The Scoop
Elon Musk’s new xAI data center in Memphis reached a major milestone this week, bringing online all 100,000 advanced Nvidia chips at the same time, according to people who have knowledge of the matter.
The feat makes the data center, nicknamed “Colossus,” the most powerful known computer ever built and represents a significant technical achievement for xAI, a relatively young company that made the massive facility operational in less than six months.
While Musk has tweeted about the facility, calling it the largest in the world, industry experts have questioned whether xAI has the required energy or the technical ability to run so many GPUs — in this case, Nvidia’s H100 chips — all at once.
“Musk may be overstating how many of the GPUs are actually operating in a single cluster,” The Information reported earlier this month. “No other company has been able to successfully string together 100,000 GPUs, due to the limitations of networking technology that connects chips to each other so they can act like a single computer.”
The achievement came earlier this week, allowing the company to train an AI model with more compute power than any other known one in history. xAI is using the data center to train the AI model behind Grok, the company’s chatbot that bills itself as an uncensored version of ChatGPT.
Musk didn’t immediately respond to a request for comment.
Know More
xAI has aggressively pursued its goals, going so far as to connect natural gas turbines to supplement traditional power, a stop gap measure to keep iterating, even as utility officials work to bring more power to the facility.
Energy has become one of the major challenges in the effort to build more powerful AI models.

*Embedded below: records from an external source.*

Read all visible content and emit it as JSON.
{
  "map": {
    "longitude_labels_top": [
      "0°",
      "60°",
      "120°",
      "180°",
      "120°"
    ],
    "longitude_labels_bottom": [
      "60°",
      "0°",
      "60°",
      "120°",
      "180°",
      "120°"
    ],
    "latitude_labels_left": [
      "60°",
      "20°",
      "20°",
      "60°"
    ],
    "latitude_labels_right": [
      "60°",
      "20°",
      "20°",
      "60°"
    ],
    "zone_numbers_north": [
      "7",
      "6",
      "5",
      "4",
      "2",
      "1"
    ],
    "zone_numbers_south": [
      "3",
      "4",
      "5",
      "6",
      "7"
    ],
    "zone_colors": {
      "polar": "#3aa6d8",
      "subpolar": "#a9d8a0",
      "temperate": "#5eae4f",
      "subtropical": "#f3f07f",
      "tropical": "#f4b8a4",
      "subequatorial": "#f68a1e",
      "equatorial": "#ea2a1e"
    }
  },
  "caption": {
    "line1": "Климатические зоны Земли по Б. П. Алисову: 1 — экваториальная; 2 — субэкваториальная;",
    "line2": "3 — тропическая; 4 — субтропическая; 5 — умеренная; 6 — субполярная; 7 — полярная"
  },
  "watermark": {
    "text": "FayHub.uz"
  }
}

Bloomberg reported that OpenAI CEO Sam Altman had asked US government officials for help in building data centers that require five gigawatts of power, or as much as five nuclear power plants.
Microsoft, BlackRock and Abu Dhabi’s MGX are collaborating on a $30 billion investment fund targeted at infrastructure projects for massive data centers used for AI.

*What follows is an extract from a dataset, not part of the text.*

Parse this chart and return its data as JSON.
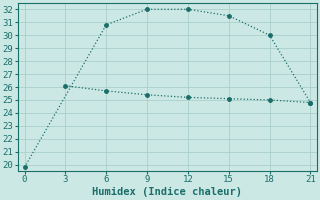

The race to build bigger data centers is the reason OpenAI is pursuing billions of dollars in new funding and looking to change its corporate structure to allow for larger investments.
Compute power alone does not guarantee a better AI model, but one school of thought in the industry is that more of it generally equates to more capable models.
It’s also possible to train multiple AI models and then combine them into one larger model, sometimes referred to as a “mixture of experts.”
Historically, the more GPUs connected together under one roof, the more powerful the models that are produced.